Lucassen WAM, Kuijs-Augustijn M, Van Weert HCPM. De waarde van de CRP-test na uitsluiting van longembolie. Huisarts Wet 2014;57(2):92-4.
Als de huisarts op het spreekuur een patiënt ziet met borstpijnklachten, vastzittend aan de ademhaling, en/of onbegrepen dyspneuklachten, kan hij met een negatieve Wells-beslisregel voor longembolie en een negatieve D-dimeersneltest veilig longembolie uitsluiten. Maar daarmee is het diagnostisch probleem voor de huisarts nog niet opgelost. Nog steeds moet hij onderscheid maken tussen frequent voorkomende oorzaken, zoals myalgie of hyperventilatie, waarbij geruststelling vaak afdoende is, en diagnoses zoals een pneumonie, waarbij medisch handelen nodig is. Wij hebben onderzocht of de CRP-test van waarde kan zijn bij het maken van dit onderscheid.
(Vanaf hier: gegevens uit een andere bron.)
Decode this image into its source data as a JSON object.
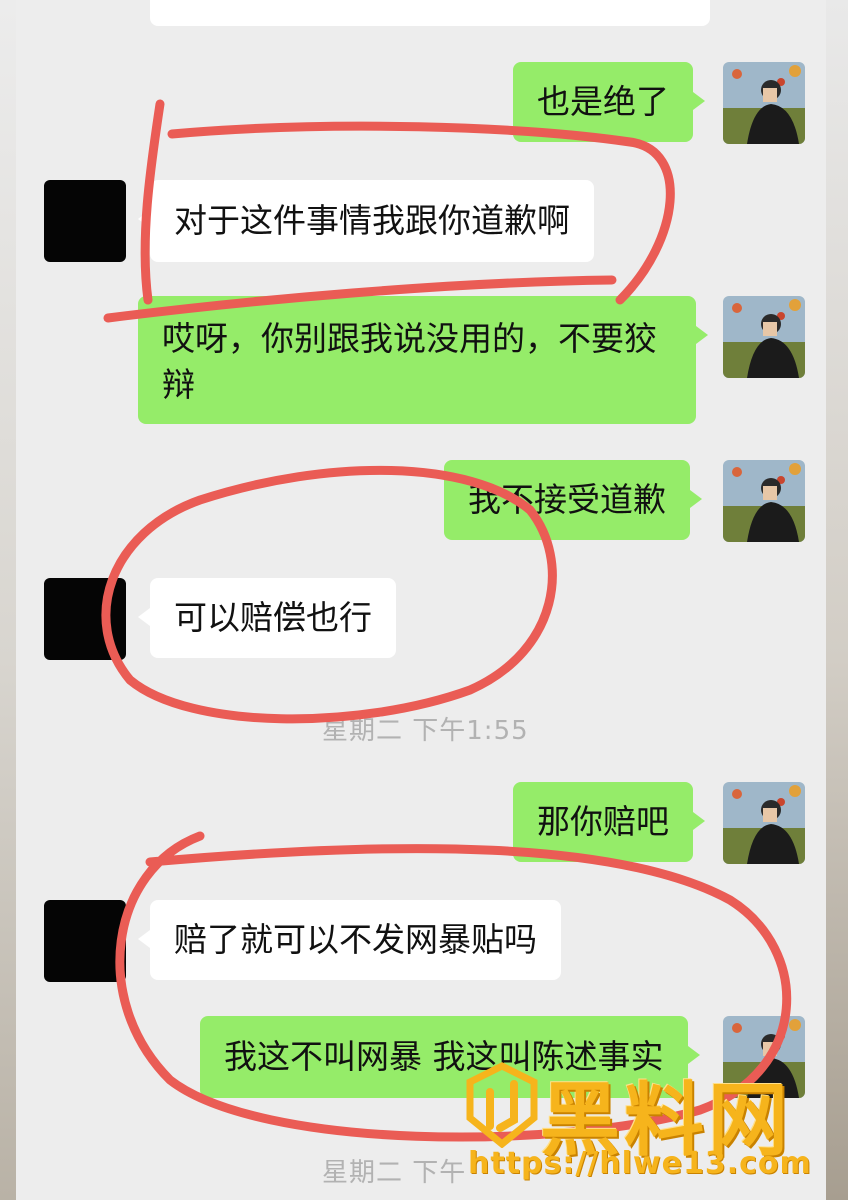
{
  "messages": [
    {
      "side": "right",
      "text": "也是绝了"
    },
    {
      "side": "left",
      "text": "对于这件事情我跟你道歉啊"
    },
    {
      "side": "right",
      "text": "哎呀，你别跟我说没用的，不要狡辩"
    },
    {
      "side": "right",
      "text": "我不接受道歉"
    },
    {
      "side": "left",
      "text": "可以赔偿也行"
    },
    {
      "side": "right",
      "text": "那你赔吧"
    },
    {
      "side": "left",
      "text": "赔了就可以不发网暴贴吗"
    },
    {
      "side": "right",
      "text": "我这不叫网暴 我这叫陈述事实"
    }
  ],
  "timestamps": [
    "星期二 下午1:55",
    "星期二 下午"
  ],
  "watermark": {
    "title": "黑料网",
    "url": "https://hlwe13.com"
  },
  "colors": {
    "chat_bg": "#ededed",
    "sent_bubble": "#95ec69",
    "received_bubble": "#ffffff",
    "annotation": "#ea5c55",
    "watermark": "#f6b41c"
  }
}
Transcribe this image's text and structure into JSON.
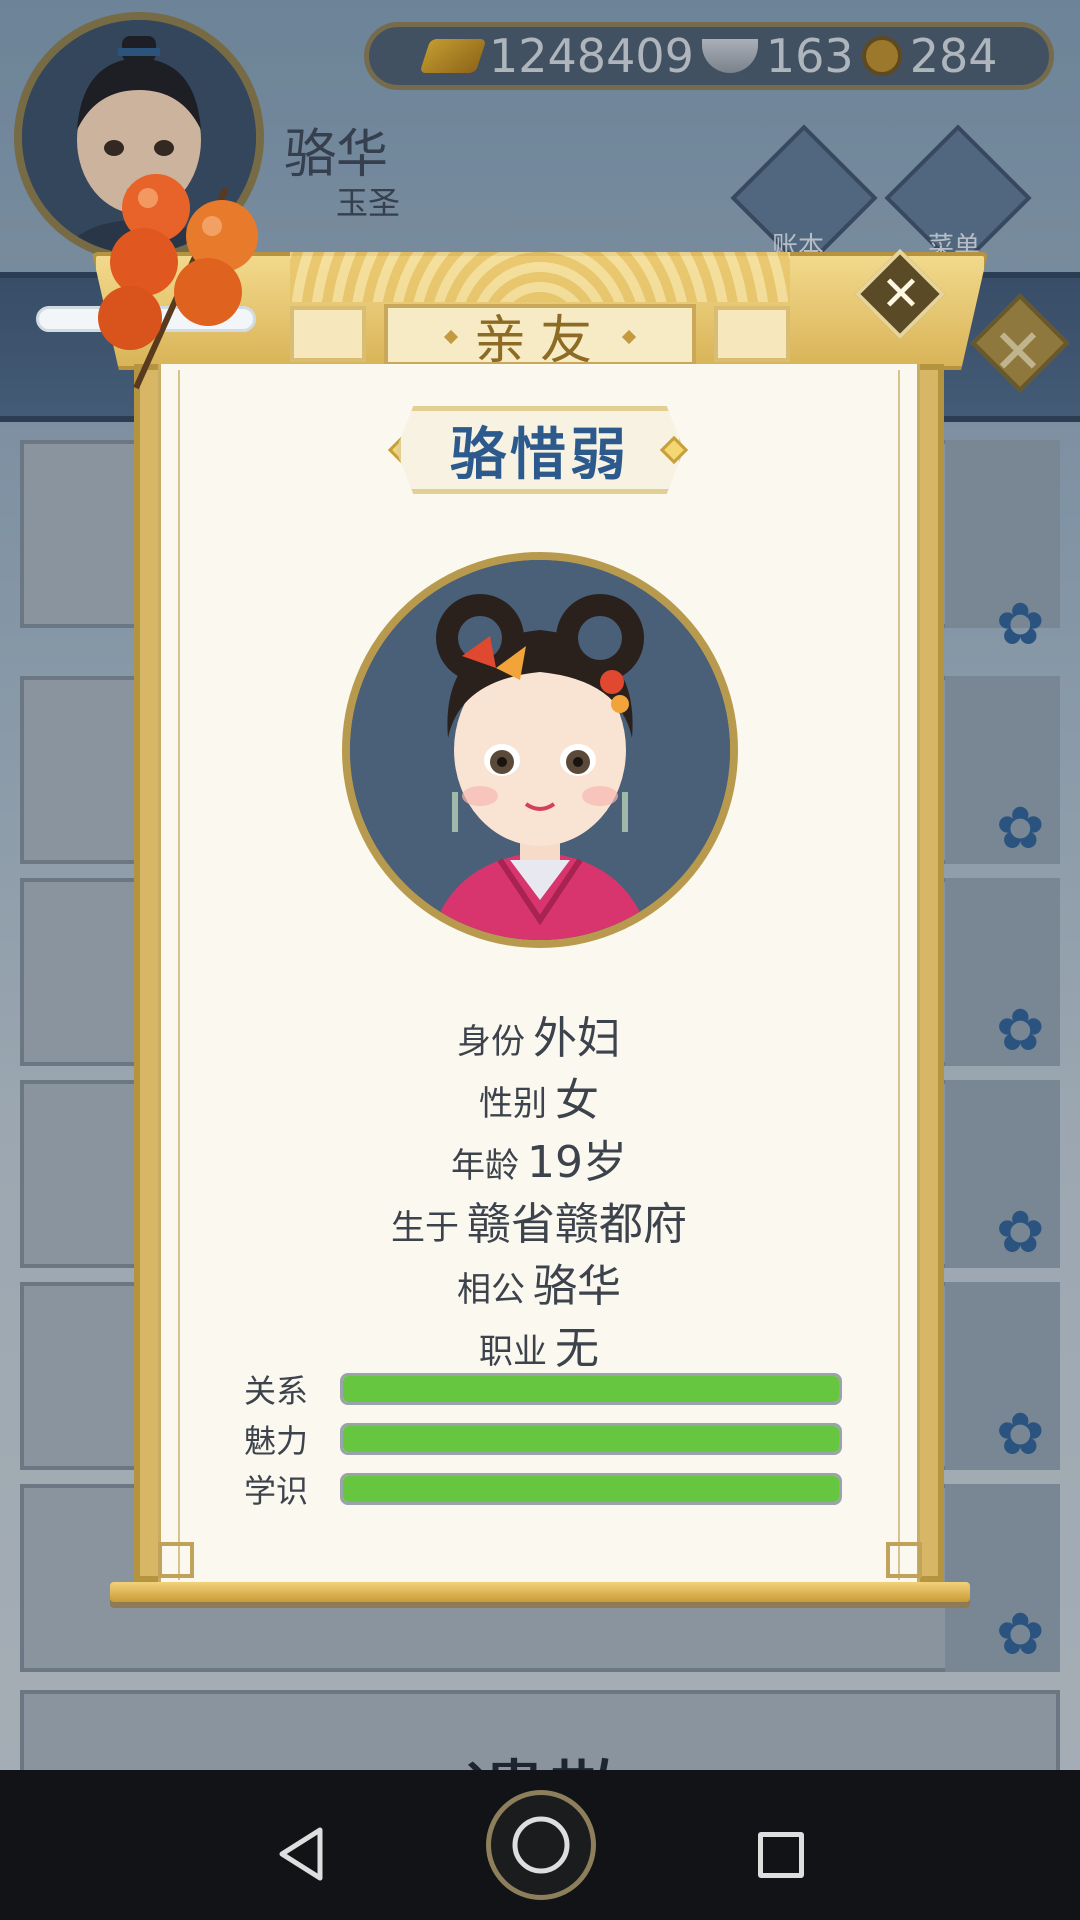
{
  "player": {
    "name": "骆华",
    "title": "玉圣"
  },
  "currency": {
    "gold": "1248409",
    "silver": "163",
    "coin": "284"
  },
  "top_buttons": [
    {
      "label": "账本",
      "icon": "ledger-icon"
    },
    {
      "label": "菜单",
      "icon": "more-icon"
    }
  ],
  "background": {
    "bottom_word": "遣散"
  },
  "dialog": {
    "title": "亲友",
    "close_glyph": "✕",
    "person_name": "骆惜弱",
    "fields": [
      {
        "label": "身份",
        "value": "外妇"
      },
      {
        "label": "性别",
        "value": "女"
      },
      {
        "label": "年龄",
        "value": "19岁"
      },
      {
        "label": "生于",
        "value": "赣省赣都府"
      },
      {
        "label": "相公",
        "value": "骆华"
      },
      {
        "label": "职业",
        "value": "无"
      }
    ],
    "stats": [
      {
        "label": "关系",
        "fill": 1.0
      },
      {
        "label": "魅力",
        "fill": 1.0
      },
      {
        "label": "学识",
        "fill": 1.0
      }
    ]
  },
  "navbar": {
    "buttons": [
      "back",
      "home",
      "recent-apps"
    ]
  },
  "colors": {
    "name_blue": "#2c5a8c",
    "bar_green": "#66c640",
    "gold_frame": "#d7b766"
  }
}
Tien procent van de deelnemende patiënten met een negatieve CRP-test (< 10 mg/l) kreeg een klinisch relevante diagnose en slechts 2% van deze patiënten werd in het ziekenhuis opgenomen. Van de CRP-positieve patiënten kreeg 43% een klinisch relevante diagnose en 20% van deze patiënten werd opgenomen.
Een negatieve uitslag van een aanvullende CRP-test verkleint de kans op andere relevante pathologie. De huisarts kan een D-dimeersneltest en een CRP-sneltest bij de van longembolie verdachte patiënt uitvoeren, zonder dat hij de patiënt naar het laboratorium hoeft te verwijzen.